Он молча придержал открытую дверь, и Сервас с Самирой вошли. Сквозь тонкую переборку из соседней квартиры доносились звуки телевизора. Пройдя по коридору, они оказались в гостиной. Там горько рыдала женщина лет пятидесяти, с искаженным мукой лицом. Посередине комнаты стоял мужчина примерно того же возраста, в костюме и при галстуке. По их позам и поведению Сервас понял, что они не супружеская пара. Впрочем, в досье он прочел, что Мусу Сарра воспитывала одна только мать.
Мужчина в костюме испытующе их разглядывал, зажав пальцами нос, словно спасаясь от дурного запаха. Вряд ли он был действительно расстроен, просто афишировал трагичность ситуации. Адвокат, решил Сервас. Почему он здесь? Чтобы удостовериться, что полиция хорошо работает?
– Мадам, примите мои соболезнования, – начал Мартен. – Могу я узнать, кто предупредил вас?
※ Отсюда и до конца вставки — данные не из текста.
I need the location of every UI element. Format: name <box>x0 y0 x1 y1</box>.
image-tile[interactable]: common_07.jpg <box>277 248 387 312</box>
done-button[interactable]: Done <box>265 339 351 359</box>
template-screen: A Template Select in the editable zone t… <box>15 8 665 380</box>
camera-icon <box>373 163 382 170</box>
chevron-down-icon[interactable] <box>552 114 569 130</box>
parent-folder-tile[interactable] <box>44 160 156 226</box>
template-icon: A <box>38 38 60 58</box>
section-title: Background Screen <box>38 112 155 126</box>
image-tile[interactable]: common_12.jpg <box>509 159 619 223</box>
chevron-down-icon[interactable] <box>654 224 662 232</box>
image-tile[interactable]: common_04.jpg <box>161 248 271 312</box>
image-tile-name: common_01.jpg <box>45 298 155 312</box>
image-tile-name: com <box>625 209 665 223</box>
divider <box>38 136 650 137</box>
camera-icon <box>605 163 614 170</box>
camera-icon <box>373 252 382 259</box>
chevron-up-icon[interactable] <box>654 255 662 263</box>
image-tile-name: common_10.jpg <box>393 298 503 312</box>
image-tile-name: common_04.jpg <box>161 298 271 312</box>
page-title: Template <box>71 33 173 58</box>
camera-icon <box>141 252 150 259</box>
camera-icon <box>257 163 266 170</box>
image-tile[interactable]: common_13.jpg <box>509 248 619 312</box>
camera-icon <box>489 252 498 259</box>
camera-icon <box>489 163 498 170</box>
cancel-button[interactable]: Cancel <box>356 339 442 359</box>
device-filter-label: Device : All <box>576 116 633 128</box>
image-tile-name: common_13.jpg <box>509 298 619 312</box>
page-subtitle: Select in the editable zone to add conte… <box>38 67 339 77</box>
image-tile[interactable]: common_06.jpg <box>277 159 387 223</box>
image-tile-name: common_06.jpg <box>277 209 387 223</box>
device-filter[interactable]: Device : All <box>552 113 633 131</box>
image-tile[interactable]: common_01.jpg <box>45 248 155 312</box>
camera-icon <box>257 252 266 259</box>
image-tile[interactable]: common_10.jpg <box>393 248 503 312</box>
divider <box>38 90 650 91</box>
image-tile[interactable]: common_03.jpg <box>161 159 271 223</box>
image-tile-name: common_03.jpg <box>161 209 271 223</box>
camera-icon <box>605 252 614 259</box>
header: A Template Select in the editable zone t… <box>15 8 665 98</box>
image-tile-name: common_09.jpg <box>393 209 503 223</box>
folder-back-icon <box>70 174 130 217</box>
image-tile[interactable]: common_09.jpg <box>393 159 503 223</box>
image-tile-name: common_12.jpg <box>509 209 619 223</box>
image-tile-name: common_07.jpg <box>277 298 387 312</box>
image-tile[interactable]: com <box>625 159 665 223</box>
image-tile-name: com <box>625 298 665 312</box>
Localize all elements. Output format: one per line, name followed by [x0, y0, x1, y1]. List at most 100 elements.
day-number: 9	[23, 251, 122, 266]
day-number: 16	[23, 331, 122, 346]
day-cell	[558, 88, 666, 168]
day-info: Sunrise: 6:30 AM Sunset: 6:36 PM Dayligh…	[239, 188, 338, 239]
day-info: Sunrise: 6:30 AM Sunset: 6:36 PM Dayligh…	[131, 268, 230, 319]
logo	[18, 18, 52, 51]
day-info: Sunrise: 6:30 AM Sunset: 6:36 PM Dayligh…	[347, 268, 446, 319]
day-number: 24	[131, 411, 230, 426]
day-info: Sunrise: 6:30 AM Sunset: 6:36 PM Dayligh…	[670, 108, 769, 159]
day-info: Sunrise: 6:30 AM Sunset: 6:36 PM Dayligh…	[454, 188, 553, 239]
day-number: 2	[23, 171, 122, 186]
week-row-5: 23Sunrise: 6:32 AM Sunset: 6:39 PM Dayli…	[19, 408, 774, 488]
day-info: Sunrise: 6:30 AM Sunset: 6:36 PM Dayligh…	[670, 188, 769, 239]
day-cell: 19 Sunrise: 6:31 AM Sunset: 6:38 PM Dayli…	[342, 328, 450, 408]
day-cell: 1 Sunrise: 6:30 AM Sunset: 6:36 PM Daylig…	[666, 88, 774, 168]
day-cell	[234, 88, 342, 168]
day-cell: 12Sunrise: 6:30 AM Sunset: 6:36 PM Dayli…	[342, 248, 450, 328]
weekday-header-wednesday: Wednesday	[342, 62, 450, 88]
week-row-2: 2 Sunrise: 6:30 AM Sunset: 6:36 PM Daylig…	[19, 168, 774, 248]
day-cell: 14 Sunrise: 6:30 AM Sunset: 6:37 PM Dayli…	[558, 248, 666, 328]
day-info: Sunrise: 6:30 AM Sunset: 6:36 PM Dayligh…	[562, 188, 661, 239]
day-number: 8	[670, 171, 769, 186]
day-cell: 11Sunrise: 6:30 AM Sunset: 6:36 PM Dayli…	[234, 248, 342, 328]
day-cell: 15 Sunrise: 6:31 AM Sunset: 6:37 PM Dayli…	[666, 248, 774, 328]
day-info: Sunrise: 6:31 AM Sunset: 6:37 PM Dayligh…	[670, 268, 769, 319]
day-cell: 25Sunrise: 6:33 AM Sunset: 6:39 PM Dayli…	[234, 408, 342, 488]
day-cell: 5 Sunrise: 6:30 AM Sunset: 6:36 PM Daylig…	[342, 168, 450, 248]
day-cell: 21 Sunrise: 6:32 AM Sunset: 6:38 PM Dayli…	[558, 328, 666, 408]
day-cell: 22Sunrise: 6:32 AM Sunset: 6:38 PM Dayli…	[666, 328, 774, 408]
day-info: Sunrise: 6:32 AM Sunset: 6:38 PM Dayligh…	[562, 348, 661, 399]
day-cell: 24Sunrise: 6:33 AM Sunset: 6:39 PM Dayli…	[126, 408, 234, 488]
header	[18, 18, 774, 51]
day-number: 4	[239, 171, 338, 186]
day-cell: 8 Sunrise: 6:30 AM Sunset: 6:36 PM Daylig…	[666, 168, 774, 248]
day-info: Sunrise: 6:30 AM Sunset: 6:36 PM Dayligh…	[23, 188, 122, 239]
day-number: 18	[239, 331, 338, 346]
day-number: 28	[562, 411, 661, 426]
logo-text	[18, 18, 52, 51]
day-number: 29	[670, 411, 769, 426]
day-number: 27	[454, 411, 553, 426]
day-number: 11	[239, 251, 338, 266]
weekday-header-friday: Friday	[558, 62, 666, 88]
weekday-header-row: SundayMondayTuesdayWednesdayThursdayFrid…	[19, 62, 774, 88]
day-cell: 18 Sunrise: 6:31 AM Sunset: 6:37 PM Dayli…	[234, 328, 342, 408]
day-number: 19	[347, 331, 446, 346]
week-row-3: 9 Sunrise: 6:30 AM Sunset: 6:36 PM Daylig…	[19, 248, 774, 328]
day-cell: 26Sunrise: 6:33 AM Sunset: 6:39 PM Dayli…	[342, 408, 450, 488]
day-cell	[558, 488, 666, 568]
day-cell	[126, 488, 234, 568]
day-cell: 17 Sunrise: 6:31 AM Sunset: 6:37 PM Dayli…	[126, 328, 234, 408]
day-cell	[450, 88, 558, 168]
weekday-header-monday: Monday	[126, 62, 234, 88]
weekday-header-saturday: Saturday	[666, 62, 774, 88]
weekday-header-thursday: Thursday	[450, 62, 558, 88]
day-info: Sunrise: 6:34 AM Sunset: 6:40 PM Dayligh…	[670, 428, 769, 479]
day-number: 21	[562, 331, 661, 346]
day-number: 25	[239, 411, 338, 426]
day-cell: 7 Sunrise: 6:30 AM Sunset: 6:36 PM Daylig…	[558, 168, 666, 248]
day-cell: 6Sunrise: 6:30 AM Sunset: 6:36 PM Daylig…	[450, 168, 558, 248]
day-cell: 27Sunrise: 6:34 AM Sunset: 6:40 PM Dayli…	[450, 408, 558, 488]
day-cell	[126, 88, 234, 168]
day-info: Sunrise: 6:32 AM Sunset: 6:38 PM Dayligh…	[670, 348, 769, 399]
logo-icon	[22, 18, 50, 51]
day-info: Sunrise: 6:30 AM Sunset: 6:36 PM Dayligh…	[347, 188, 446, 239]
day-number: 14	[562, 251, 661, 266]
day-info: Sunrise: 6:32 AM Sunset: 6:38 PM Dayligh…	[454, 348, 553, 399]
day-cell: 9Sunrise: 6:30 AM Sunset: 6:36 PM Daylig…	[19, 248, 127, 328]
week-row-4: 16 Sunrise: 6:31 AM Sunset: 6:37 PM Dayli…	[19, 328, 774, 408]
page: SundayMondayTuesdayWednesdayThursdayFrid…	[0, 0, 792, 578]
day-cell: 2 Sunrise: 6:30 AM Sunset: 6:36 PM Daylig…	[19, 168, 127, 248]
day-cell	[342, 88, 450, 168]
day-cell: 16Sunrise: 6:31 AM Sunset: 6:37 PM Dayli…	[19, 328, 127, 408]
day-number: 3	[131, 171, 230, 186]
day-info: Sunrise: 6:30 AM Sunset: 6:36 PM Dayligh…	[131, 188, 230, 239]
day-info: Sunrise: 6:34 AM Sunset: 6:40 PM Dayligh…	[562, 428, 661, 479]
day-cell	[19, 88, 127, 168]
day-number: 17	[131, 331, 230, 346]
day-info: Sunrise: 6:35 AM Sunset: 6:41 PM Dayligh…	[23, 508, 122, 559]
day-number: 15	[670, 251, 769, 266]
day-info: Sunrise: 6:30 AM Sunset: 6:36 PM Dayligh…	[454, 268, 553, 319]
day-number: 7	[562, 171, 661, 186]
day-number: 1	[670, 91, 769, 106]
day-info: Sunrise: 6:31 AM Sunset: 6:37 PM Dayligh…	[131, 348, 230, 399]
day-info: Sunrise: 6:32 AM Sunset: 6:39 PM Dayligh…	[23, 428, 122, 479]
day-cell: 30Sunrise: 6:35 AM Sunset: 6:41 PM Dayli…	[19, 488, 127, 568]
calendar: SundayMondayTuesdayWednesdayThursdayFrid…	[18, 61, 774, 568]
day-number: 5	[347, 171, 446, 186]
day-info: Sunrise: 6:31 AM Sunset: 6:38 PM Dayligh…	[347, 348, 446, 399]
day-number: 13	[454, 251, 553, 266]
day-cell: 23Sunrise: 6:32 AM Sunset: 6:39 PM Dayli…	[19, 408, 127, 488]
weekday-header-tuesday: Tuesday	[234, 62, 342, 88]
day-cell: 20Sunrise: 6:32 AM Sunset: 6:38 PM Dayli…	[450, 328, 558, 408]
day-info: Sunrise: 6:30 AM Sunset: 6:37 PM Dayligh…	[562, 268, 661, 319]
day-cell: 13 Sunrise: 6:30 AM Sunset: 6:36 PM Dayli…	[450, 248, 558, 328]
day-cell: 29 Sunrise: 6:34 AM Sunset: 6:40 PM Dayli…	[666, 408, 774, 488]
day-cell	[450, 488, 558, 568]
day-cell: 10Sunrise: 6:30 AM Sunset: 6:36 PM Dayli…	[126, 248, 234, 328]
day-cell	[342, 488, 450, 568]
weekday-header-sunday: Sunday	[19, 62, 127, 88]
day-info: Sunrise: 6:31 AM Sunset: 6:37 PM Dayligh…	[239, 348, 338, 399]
Справа, где-то за пределами видимости, раздался женский голос, резкий, как наждак, а потом типичный хриплый кашель курильщика.
– Я предупредила, майор.
8
Эстер Копельман. Пятьдесят три года. Репортер газеты «Ля Гаронн». С этой дамой они часто пересекались. Она обладала всеми качествами хорошего журналиста: боевитая, жесткая, ушлая, она никогда не довольствовалась информацией из вторых рук и регулярно устраивала разнос своим сотрудникам, которые коверкали имена, терзали синтаксис и путали сплетни с фактами.
Жадная до работы, независимая, она обладала и главными недостатками людей своей профессии, и если уж поддерживала версию о чьей-либо причастности к преступлению, то с радостью плевала и на все тайны следствия, и на презумпцию невиновности.
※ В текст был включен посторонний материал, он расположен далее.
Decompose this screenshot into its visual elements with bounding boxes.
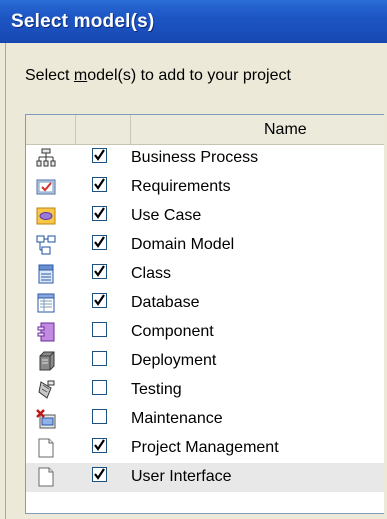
model-checkbox[interactable] <box>92 293 107 308</box>
model-name: User Interface <box>131 468 232 485</box>
list-item[interactable]: Domain Model <box>26 231 384 260</box>
component-icon <box>36 322 56 342</box>
list-item[interactable]: Business Process <box>26 144 384 173</box>
business-process-icon <box>36 148 56 168</box>
list-item[interactable]: Use Case <box>26 202 384 231</box>
use-case-icon <box>36 206 56 226</box>
model-name: Deployment <box>131 352 217 369</box>
list-header: Name <box>26 115 384 145</box>
model-name: Use Case <box>131 207 202 224</box>
list-item[interactable]: Project Management <box>26 434 384 463</box>
domain-model-icon <box>36 235 56 255</box>
instruction-accesskey: m <box>73 67 88 84</box>
maintenance-icon <box>36 409 56 429</box>
title-bar[interactable]: Select model(s) <box>0 0 387 43</box>
instruction-post: odel(s) to add to your project <box>87 67 291 84</box>
header-check-column[interactable] <box>76 115 131 144</box>
model-checkbox[interactable] <box>92 467 107 482</box>
model-list[interactable]: Name Business Process Requirements Use Cas… <box>25 114 384 514</box>
model-name: Testing <box>131 381 182 398</box>
database-icon <box>36 293 56 313</box>
model-checkbox[interactable] <box>92 148 107 163</box>
model-name: Class <box>131 265 172 282</box>
model-checkbox[interactable] <box>92 438 107 453</box>
testing-icon <box>36 380 56 400</box>
instruction-text: Select model(s) to add to your project <box>25 67 291 85</box>
list-item[interactable]: Testing <box>26 376 384 405</box>
list-item[interactable]: Maintenance <box>26 405 384 434</box>
model-name: Requirements <box>131 178 231 195</box>
list-item[interactable]: Component <box>26 318 384 347</box>
list-item[interactable]: Deployment <box>26 347 384 376</box>
class-icon <box>36 264 56 284</box>
list-item[interactable]: Database <box>26 289 384 318</box>
list-item[interactable]: Requirements <box>26 173 384 202</box>
model-checkbox[interactable] <box>92 206 107 221</box>
model-checkbox[interactable] <box>92 380 107 395</box>
model-checkbox[interactable] <box>92 264 107 279</box>
panel-edge <box>5 43 6 519</box>
model-name: Maintenance <box>131 410 223 427</box>
document-icon <box>36 438 56 458</box>
model-checkbox[interactable] <box>92 322 107 337</box>
requirements-icon <box>36 177 56 197</box>
instruction-pre: Select <box>25 67 74 84</box>
model-checkbox[interactable] <box>92 409 107 424</box>
model-name: Project Management <box>131 439 279 456</box>
list-item[interactable]: User Interface <box>26 463 384 492</box>
header-icon-column[interactable] <box>26 115 76 144</box>
document-icon <box>36 467 56 487</box>
header-name-column[interactable]: Name <box>264 121 307 139</box>
model-checkbox[interactable] <box>92 177 107 192</box>
model-name: Domain Model <box>131 236 235 253</box>
model-checkbox[interactable] <box>92 235 107 250</box>
model-checkbox[interactable] <box>92 351 107 366</box>
list-item[interactable]: Class <box>26 260 384 289</box>
window-title: Select model(s) <box>11 11 155 32</box>
model-name: Business Process <box>131 149 259 166</box>
deployment-icon <box>36 351 56 371</box>
model-name: Component <box>131 323 214 340</box>
model-name: Database <box>131 294 200 311</box>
И внешность у нее была весьма своеобразная: рост метр пятьдесят два без каблуков, лицо широкое и плоское, вьющиеся волосы, видимо, выкрашенные в темно-коричневый цвет, по оттенку напоминавший сапожную ваксу, и сильно накрашенные губы и брови.
– Здравствуйте, Эстер, – сказал Сервас.
– Привет, Мартен.
– Кто вам сказал? – поинтересовался он.
– Вы что, всерьез думаете, что я отвечу на этот вопрос?
В отличие от троих остальных, она носила маску. Однако сейчас маска была спущена вниз, потому что она смаковала чашечку кофе, придерживая блюдечко. Сервас готов был побиться об заклад, что им с Самирой кофе никто не предложит.
– Что произошло с Мусой? – в упор спросил человек в костюме. – Верно ли, как сообщила нам мадам Копельман, что его… гнали по лесу какие-то люди, а потом сбила машина?
Застигнутый врасплох, Сервас прищурился и в нерешительности взглянул на плачущую мать.
– С кем имею честь? – спросил он.
– Мэтр Фонбель, – ответил адвокат, поправив галстук и смерив полицейского взглядом. – Я защищаю интересы семьи.
Сервас посмотрел на адвоката, потом перевел взгляд на мать. Ее заплаканные глаза на секунду остановились на Самире, и, похоже, зрелище ее смутило. Тогда Мартен сделал знак Самире, и она начала рассказывать. Она описала аварию и погоню в лесу, опустив при этом, что у Мусы на груди было выжжено слово ПРАВОСУДИЕ, что он очнулся на прозекторском столе и что на голове у него была маска в виде головы оленя.